咄嗟に剣を構えたお陰で噛まれずには済んだが、そのまま押し倒され、覆い被される形となった。犬の涎が顔にびちゃびちゃかかるが、そんな事構ってられない。
「誰か助けて! たすけーーー」
(このヘタレ!! こんくらい倒せなくてどぉすんの!)
そんな事言われましても……、しかしこの状況、僕の腕力じゃ押し返せもしないし、少しずつ爪も食い込んできたし、どうにかならないものか。
そこで思い付く。
「そういえばルイーナって精霊だよね!?」
(んんっ! そうだねぇ)
「憑依できないか……なっ!」
僕のこの世界で使える唯一の力、憑依。
リフィアとの憑依であれだけ強いんだ、ルイーナとの憑依だって強いに決まっている。
(でもぉ、どうやればいいかぁわかんなぁいよぉ?)
残念ながら僕も分からない。しかし、腕ももう限界近いしなりふり構っていられない。
「くぅっ! ーーーひょう……い?」
ぎゃん! っと犬キメラが鳴いた。誰かが突貫して来たのだ。
「大丈夫かい、ヒノヤくん!」
爽やかかつ、凛々しい声音。金髪をなびかせ突っ込んで来たのはシドラスだった。
ここで思い起こすはサニラスとの会話。
(いざって時には必ず守ってくれる)
確かにめちゃくちゃかっこいいな。
「返事が無い! 大丈夫かっ!!」
重量からなる疲弊と、助かった安堵の気持ちがいっぱいで、相変わらず僕は意識を失ってしまったようだ。こんな小型のキメラなんかにって思うかもしれないけど、本気で殺しに来ている相手を前に、気を抜く暇なんてないと僕は思う。
ははは、かっこ悪いな……僕は……。
目が覚めるとシドラスの顔が目に入った。男の子的には残念な所があるし、なんなら、自ら志願してきそうな人が居ると思うんだけどなぁって、まず考えた。
膝枕。
「良かった、目が覚めたんだね」
にっこりと笑顔を浮かべる彼は、初対面の時とは打って変わって、オドオドというか、モジモジしてる感じが無かった。彼はきっと無口じゃなくて、極度の人見知りなんだろう。
「すいません……助けて頂いて……足手まといで……」
実際何も出来なかった。
まずもって、日本に居る限りで殺し合いなんて生々しい事柄はほぼほぼ起こらないし、起こらないからこそ練習とか特訓はしない。そりゃあ部活動とか、アルバイトなんかしてれば多少なりともマシだったかもしれないけど、それでも命を奪う事には躊躇はしただろう。

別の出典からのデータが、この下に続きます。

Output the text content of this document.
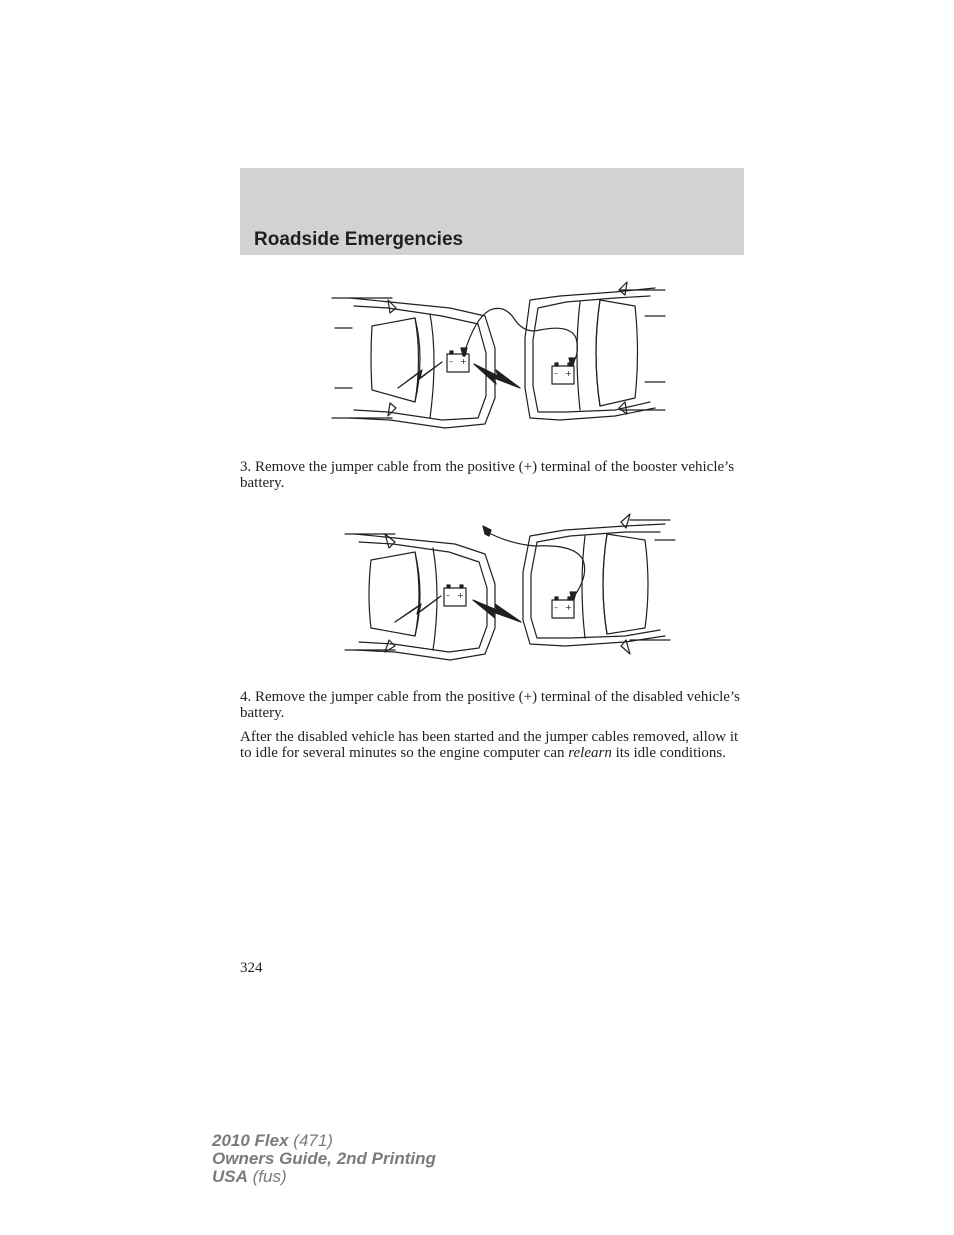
Roadside Emergencies
– +
– +

3. Remove the jumper cable from the positive (+) terminal of the booster vehicle’s battery.

– +
– +

4. Remove the jumper cable from the positive (+) terminal of the disabled vehicle’s battery.

After the disabled vehicle has been started and the jumper cables removed, allow it to idle for several minutes so the engine computer can relearn its idle conditions.

324
2010 Flex (471)
Owners Guide, 2nd Printing
USA (fus)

適応すれと言われても、身体が出来てなかったら土台無理な話だ。
言い訳にしかならんけど……。
「うん……。確かにヒノヤくんは足手まといだったーーー」
「やっぱり……」
「ーーーでも、君は転生者だろ?」
少しキョトンっとしてしまった。
言い当てられた事もそうだけど、そもそもそれと何が関係しているのかという事に。
「初めてだったらそりゃあそうもなるよ。日本じゃ経験出来ない様な事だからね」
「えっ……と……、つまり、シドラスさんもリバイバーなんですか?」
「うん! こっちではリバイバーだね」
「…………?」
まるで当たり前の様に言ってくるけど、端を捉えると中々常識外れな物言いだなって思ってしまう。あり得るのだろうか? 二回も異世界に連れてかれたなんて事。
シドラスはこちらの思案顔に笑顔で応えた。
「君にだったら話そうか……、なんかシンパシーを感じたからーーー」
そうして、シドラスは過去の自分について語り始めたのだった。